SQL-like query language for csv

Command Usage

csvq [options] [subcommand] ["query"|argument]

Execution of Statements

There are three ways to execute a query or statements.

# Pass to the csvq command as an argument
$ csvq 'SELECT id, name FROM users'

# Load from file
$ cat statements.sql
VAR @id := 0;
SELECT @id := @id + 1 AS id,
       name
  FROM users;

$ csvq -s statements.sql

# Execute in the interactive shell
$ csvq
csvq > SELECT id, name FROM users;
+----+-------+
| id | name  |
+----+-------+
| 1  | Louis |
| 2  | Sean  |
+----+-------+
csvq > UPDATE users SET name = 'Mildred' WHERE id = 2;
1 record updated on "/home/mithrandie/docs/csv/users.csv".
csvq > SELECT id, name FROM users;
+----+----------+
| id | name     |
+----+----------+
| 1  | Louis    |
| 2  | Mildred  |
+----+----------+
csvq > COMMIT;
Commit: file "/home/mithrandie/docs/csv/users.csv" is updated.
csvq >

Options

–allow-uneven-fields
Allow loading CSV files with uneven field length.
–ansi-quotes, -k
Use double quotation mark (U+0022 ") as identifier enclosure.
–color, -c
Use ANSI color escape sequences.
–count-diacritical-sign, -S
Count diacritical signs as halfwidth.

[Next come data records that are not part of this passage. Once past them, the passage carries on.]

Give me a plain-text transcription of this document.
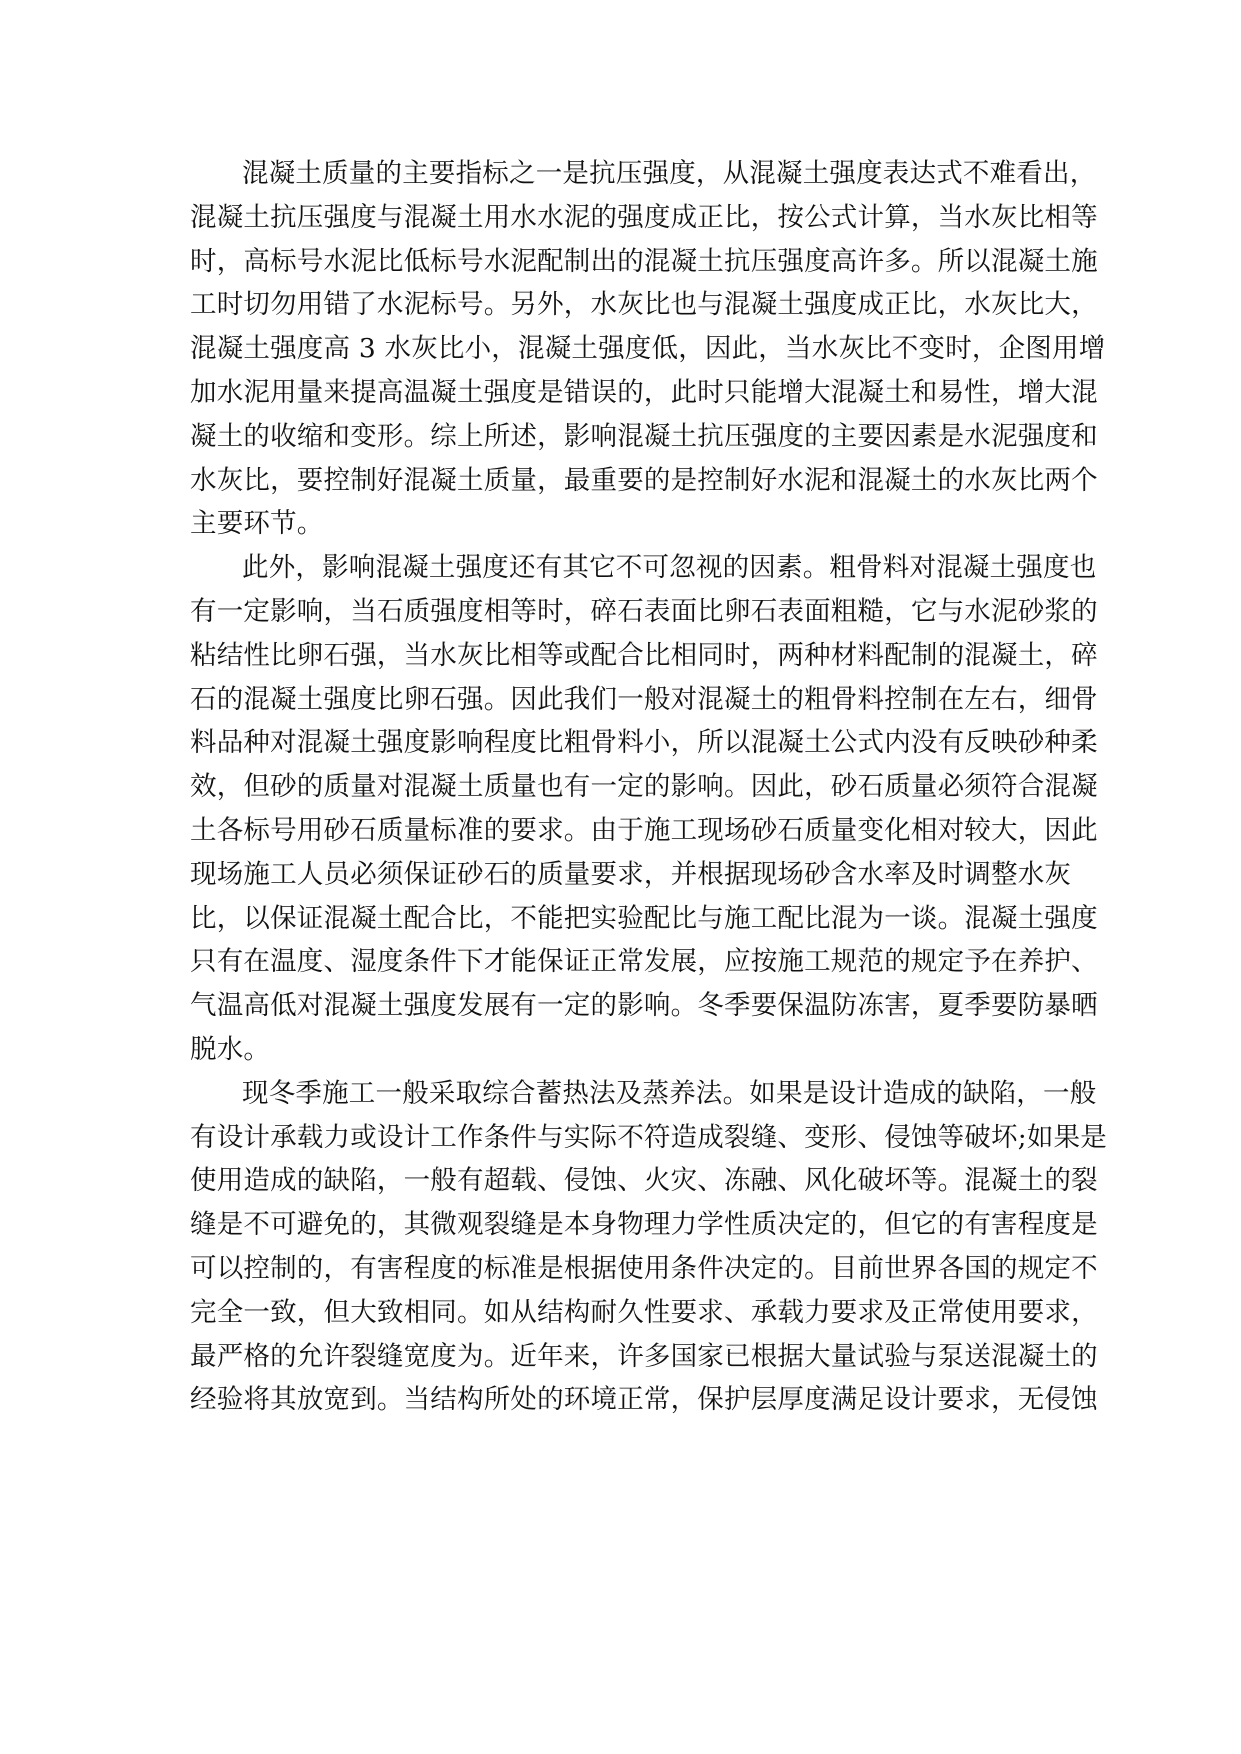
混凝土质量的主要指标之一是抗压强度，从混凝土强度表达式不难看出，
混凝土抗压强度与混凝土用水水泥的强度成正比，按公式计算，当水灰比相等
时，高标号水泥比低标号水泥配制出的混凝土抗压强度高许多。所以混凝土施
工时切勿用错了水泥标号。另外，水灰比也与混凝土强度成正比，水灰比大，
混凝土强度高 3 水灰比小，混凝土强度低，因此，当水灰比不变时，企图用增
加水泥用量来提高温凝土强度是错误的，此时只能增大混凝土和易性，增大混
凝土的收缩和变形。综上所述，影响混凝土抗压强度的主要因素是水泥强度和
水灰比，要控制好混凝土质量，最重要的是控制好水泥和混凝土的水灰比两个
主要环节。
此外，影响混凝土强度还有其它不可忽视的因素。粗骨料对混凝土强度也
有一定影响，当石质强度相等时，碎石表面比卵石表面粗糙，它与水泥砂浆的
粘结性比卵石强，当水灰比相等或配合比相同时，两种材料配制的混凝土，碎
石的混凝土强度比卵石强。因此我们一般对混凝土的粗骨料控制在左右，细骨
料品种对混凝土强度影响程度比粗骨料小，所以混凝土公式内没有反映砂种柔
效，但砂的质量对混凝土质量也有一定的影响。因此，砂石质量必须符合混凝
土各标号用砂石质量标准的要求。由于施工现场砂石质量变化相对较大，因此
现场施工人员必须保证砂石的质量要求，并根据现场砂含水率及时调整水灰
比，以保证混凝土配合比，不能把实验配比与施工配比混为一谈。混凝土强度
只有在温度、湿度条件下才能保证正常发展，应按施工规范的规定予在养护、
气温高低对混凝土强度发展有一定的影响。冬季要保温防冻害，夏季要防暴晒
脱水。
现冬季施工一般采取综合蓄热法及蒸养法。如果是设计造成的缺陷，一般
有设计承载力或设计工作条件与实际不符造成裂缝、变形、侵蚀等破坏;如果是
使用造成的缺陷，一般有超载、侵蚀、火灾、冻融、风化破坏等。混凝土的裂
缝是不可避免的，其微观裂缝是本身物理力学性质决定的，但它的有害程度是
可以控制的，有害程度的标准是根据使用条件决定的。目前世界各国的规定不
完全一致，但大致相同。如从结构耐久性要求、承载力要求及正常使用要求，
最严格的允许裂缝宽度为。近年来，许多国家已根据大量试验与泵送混凝土的
经验将其放宽到。当结构所处的环境正常，保护层厚度满足设计要求，无侵蚀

If not, then that characters are counted as zero-width.
–count-format-code, -A
Count format characters and zero-width spaces as halfwidth. If not, then that characters are counted as zero-width.
–cpu, -p
Hint for the number of cpu cores to be used. The default is the half of the number of cpu cores.
–datetime-format value, -t value
Datetime Format to parse strings.

Format string is the same as the function DATETIME_FORMAT.

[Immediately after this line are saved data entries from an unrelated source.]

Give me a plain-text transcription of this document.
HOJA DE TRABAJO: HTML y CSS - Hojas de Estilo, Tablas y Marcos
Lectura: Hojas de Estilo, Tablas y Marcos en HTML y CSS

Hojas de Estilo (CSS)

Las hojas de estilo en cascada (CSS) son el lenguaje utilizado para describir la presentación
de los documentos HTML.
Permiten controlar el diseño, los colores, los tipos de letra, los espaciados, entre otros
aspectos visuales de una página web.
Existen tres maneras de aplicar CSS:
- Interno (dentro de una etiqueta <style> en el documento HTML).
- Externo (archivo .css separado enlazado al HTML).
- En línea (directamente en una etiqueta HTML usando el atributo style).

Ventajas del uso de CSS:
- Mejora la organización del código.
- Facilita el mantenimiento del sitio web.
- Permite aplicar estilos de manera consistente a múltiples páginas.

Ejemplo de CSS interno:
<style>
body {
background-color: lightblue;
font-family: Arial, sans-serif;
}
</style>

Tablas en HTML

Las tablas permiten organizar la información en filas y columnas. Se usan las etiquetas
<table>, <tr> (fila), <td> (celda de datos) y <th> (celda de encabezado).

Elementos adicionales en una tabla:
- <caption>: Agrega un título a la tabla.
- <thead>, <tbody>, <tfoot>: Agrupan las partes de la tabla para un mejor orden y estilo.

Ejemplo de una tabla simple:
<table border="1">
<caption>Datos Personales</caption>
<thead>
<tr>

This option can be specified multiple formats using JSON array of strings.

–delimiter value, -d value
Field delimiter for CSV. The default is a comma(U+002C ,).

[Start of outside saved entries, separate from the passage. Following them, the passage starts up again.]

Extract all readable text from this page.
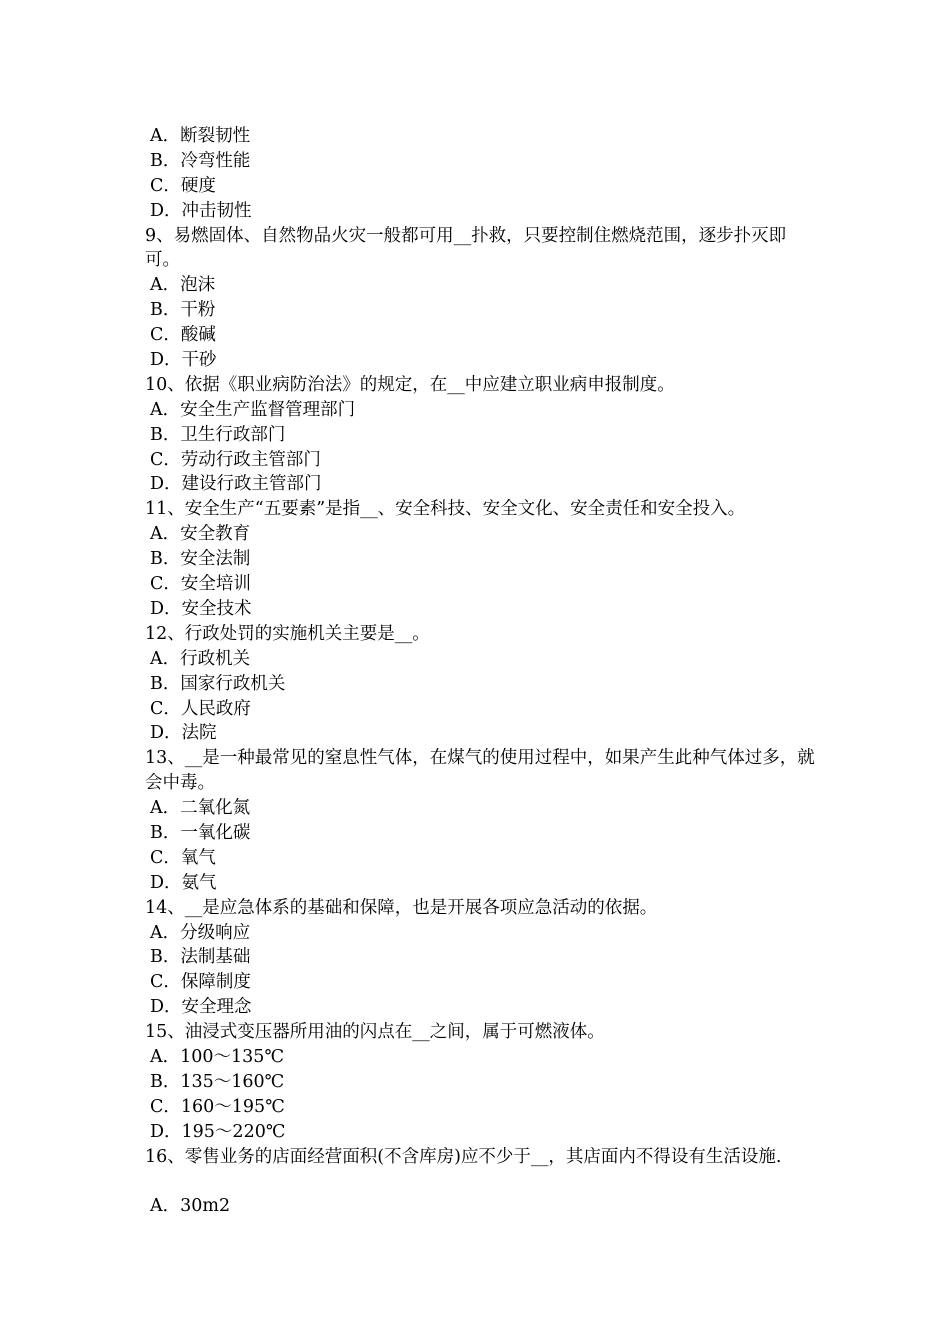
A．断裂韧性
B．冷弯性能
C．硬度
D．冲击韧性
9、易燃固体、自然物品火灾一般都可用__扑救，只要控制住燃烧范围，逐步扑灭即可。
A．泡沫
B．干粉
C．酸碱
D．干砂
10、依据《职业病防治法》的规定，在__中应建立职业病申报制度。
A．安全生产监督管理部门
B．卫生行政部门
C．劳动行政主管部门
D．建设行政主管部门
11、安全生产“五要素”是指__、安全科技、安全文化、安全责任和安全投入。
A．安全教育
B．安全法制
C．安全培训
D．安全技术
12、行政处罚的实施机关主要是__。
A．行政机关
B．国家行政机关
C．人民政府
D．法院
13、__是一种最常见的窒息性气体，在煤气的使用过程中，如果产生此种气体过多，就会中毒。
A．二氧化氮
B．一氧化碳
C．氧气
D．氨气
14、__是应急体系的基础和保障，也是开展各项应急活动的依据。
A．分级响应
B．法制基础
C．保障制度
D．安全理念
15、油浸式变压器所用油的闪点在__之间，属于可燃液体。
A．100～135℃
B．135～160℃
C．160～195℃
D．195～220℃
16、零售业务的店面经营面积(不含库房)应不少于__，其店面内不得设有生活设施.
A．30m2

A delimiter must be one character. Special Characters can be used with backslash escaping.

–delimiter-positions value, -m value
Delimiter positions for Fixed-Length Format. The default is “SPACES”.

You can specify “SPACES” or a JSON Array of integers. “SPACES” splits lines automatically by spaces. JSON Array is used to specify delimiter positions explicitly.

Delimiter positions indicate the number of bytes from the start of the line. For example, JSON Array “[5, 10, 15]” splits “1234567890abcde” as “12345, 67890, abcde”

If you want to operate Single-Line Fixed-Length Format, then connect a JSON Array to “S”(U+0053) or “s”(U+0073). For example, “S[2, 3, 6]” imports “01aabc02bdef03cghi” as “(‘01’, ‘a’, ‘abc’), (‘02’, ‘b’, ‘def’), (‘03’, ‘c’, ‘ghi’)”.

–east-asian-encoding, -W
Count ambiguous characters as fullwidth. If not, then that characters are counted as halfwidth.
–enclose-all, -Q
Enclose all string values in CSV.
–encoding value, -e value
File encoding. Following encodings are supported. The default is AUTO.
value(case ignored) character encoding
AUTO Detect file encoding automatically
UTF8 UTF-8. Detect BOM automatically
UTF8M UTF-8 with BOM
UTF16 UTF-16. Detect BOM and Endian automatically
UTF16BE UTF-16 Big-Endian
UTF16LE UTF-16 Little-Endian
UTF16BEM UTF-16 Big-Endian with BOM
UTF16LEM UTF-16 Little-Endian with BOM
SJIS Shift_JIS

JSON Format is supported only UTF-8.

Whatever the value of this option is, if the first character in a file is a UTF-8 byte order mark, the file will be loaded as UTF-8 encoding.

–format value, -f value
Format of query results. The default is TEXT, but CSV is used for output to pipe.
value(case ignored) format
CSV Character separated values. Separetor can be changed by -D option.
TSV Tab separated values
FIXED Fixed-Length Format
JSON JSON
JSONL JSON Lines
LTSV Labeled Tab-separated Values
GFM Text Table for GitHub Flavored Markdown
ORG Text Table for Emacs Org-mode
BOX Text Table using Box-drawing characters
TEXT Text Table for console
JSONH Alias of “–format JSON –json-escape HEX”
JSONA Alias of “–format JSON –json-escape HEXALL”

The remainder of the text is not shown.